Jessica tells herself again that Billy is going to die anyway, strung up at the end of the hangman’s rope. His poor, miserable, unhappy life is as good as over. Her shooting him would spare Billy the cruel treatment that must surely follow his arrest, or the terrible death he would suffer should the lynch mob catch up with him. Jessica goes to the soup pot and stirs it, then she tastes a small chunk of turnip from the tip of the wooden spoon. It’s not fully cooked but it’s soft enough for Billy not to know the difference, and the soup will do him good.

She takes a skillet pan from the hook above the stove and drops a generous dob of dripping into it. She puts the skillet on the back plate of the stove to heat up slowly. Then Jessica takes down the leg of bacon hanging in its muslin bag and places it on the butcher’s block where she slices an inch-thick slab from the side. She cuts it up into tiny squares so Billy can manage it with no teeth, and soon it’s bubbling and sizzling in the pan. It is more than she could eat in a month of Sundays, but she’s seen Joe tuck in after a day’s shearing, and she supposes Billy will be the same. God knows when he last ate. Then she takes six eggs and puts them into a bowl beside the stove and places a tin spoon and a bowl for the soup on the table, the familiar movements calming her. The bread is still hot to the touch, so using a cloth she lifts a loaf and places it on the window ledge to cool, covering it with cheesecloth to keep the flies away.

If she did shoot Billy, Jessica thinks, she could always claim she was protecting herself and no one would disagree. A young girl alone on a deserted farm with a madman who has killed three women on the loose. What’s more, when she tells the story of how Billy killed the dogs, most people would feel she’d had every right to shoot him. A good working dog is worth its weight in gold and people have said Red was good enough to compete at the Sydney Easter Show. He’d won at the Narrandera Show three times and once at Wagga Wagga. Everyone knows Joe Bergman has three dogs second to none in the district and Red the best of them all.
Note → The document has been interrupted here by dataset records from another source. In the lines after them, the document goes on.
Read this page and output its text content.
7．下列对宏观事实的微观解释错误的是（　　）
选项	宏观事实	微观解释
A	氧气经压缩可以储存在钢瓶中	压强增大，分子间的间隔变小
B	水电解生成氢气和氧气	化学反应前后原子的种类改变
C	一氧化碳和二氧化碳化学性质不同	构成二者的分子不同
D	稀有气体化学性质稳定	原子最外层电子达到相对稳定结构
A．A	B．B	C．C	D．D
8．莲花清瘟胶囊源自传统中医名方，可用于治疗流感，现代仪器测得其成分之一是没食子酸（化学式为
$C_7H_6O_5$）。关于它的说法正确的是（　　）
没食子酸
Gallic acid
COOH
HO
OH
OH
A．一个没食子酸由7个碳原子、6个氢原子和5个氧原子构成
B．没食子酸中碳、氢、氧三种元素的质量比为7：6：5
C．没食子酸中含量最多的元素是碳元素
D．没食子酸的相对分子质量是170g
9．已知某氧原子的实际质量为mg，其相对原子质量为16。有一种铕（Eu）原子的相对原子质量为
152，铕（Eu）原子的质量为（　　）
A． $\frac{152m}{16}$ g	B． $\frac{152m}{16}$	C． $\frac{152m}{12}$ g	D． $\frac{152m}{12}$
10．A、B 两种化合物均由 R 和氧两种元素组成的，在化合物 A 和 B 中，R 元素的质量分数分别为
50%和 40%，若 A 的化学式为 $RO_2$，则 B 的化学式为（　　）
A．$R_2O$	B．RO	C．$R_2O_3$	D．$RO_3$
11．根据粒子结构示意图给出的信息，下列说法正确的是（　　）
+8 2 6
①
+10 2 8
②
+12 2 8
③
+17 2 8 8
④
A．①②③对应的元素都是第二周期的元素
Jessica hears a yell from the yard, ‘Jessie, Jessie, Billy clean boy!’ and she puts all these thoughts to the back of her mind for now. She takes Joe’s moleskins and hat, leaving the faded flannel shirt on the stool together with the ointment, then she grabs a small towel from behind the stove and walks out into the yard and towards the windlass.

‘Billy, I’m coming!’ she calls. ‘Now you sit still, ya hear? In the tub. And turn yer back to me. Tell me when you’re ready!’